Cerca de 15 mil combatentes estrangeiros, de mais de 80 países, viajaram para a Síria e Iraque para se juntarem a grupos extremistas, numa «escala sem precedentes», segundo um relatório das Nações Unidas publicado esta sexta-feira no Reino Unido.

De acordo com o estudo da ONU, publicado no jornal britânico "The Guardian", estas pessoas, que viajaram para integrar o autoproclamado Estado Islâmico (EI) e outros grupos radicais, têm origem em «países que não enfrentaram antes desafios relacionados com a Al-Qaida».

O número de jihadistas estrangeiros desde 2010 ultrapassa «em muitas vezes» o total dos 20 anos anteriores, segundo o Conselho de Segurança das Nações Unidas.

De acordo com o ministro português dos Negócios Estrangeiros, Rui Machete, «entre 12 a 15» cidadãos nacionais estarão a combater nas fileiras do EI e «dois ou três» têm intenções de regressar ao país.

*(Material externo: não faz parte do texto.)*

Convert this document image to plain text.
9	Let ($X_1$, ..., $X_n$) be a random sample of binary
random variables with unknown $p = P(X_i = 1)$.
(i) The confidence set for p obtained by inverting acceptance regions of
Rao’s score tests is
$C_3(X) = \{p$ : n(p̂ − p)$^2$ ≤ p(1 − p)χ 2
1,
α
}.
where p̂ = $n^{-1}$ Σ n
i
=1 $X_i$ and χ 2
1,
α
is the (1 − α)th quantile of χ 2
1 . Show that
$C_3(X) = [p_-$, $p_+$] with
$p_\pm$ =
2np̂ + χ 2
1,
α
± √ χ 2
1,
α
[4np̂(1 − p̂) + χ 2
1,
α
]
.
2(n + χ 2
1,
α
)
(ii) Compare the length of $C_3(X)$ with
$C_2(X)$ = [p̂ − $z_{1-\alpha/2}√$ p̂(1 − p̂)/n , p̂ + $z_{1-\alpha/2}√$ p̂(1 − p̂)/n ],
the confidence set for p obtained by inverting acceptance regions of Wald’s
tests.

Esta quinta-feira, o governante avisou que os portugueses que se juntem ao grupo radical serão considerados terroristas.

A ONU alertou que mais países do que nunca enfrentam o problema de lidar com os combatentes que regressam dos países em guerra.

A Agência Central de Informações (CIA) dos Estados Unidos referiu no mês passado que existirão entre 20.000 a 31.500 militantes do EI no Iraque e na Síria, um número muito superior a estimativas anteriores.

Um responsável dos serviços de segurança dos Estados Unidos estimou que entre os 15 mil combatentes estrangeiros haja perto de dois mil ocidentais.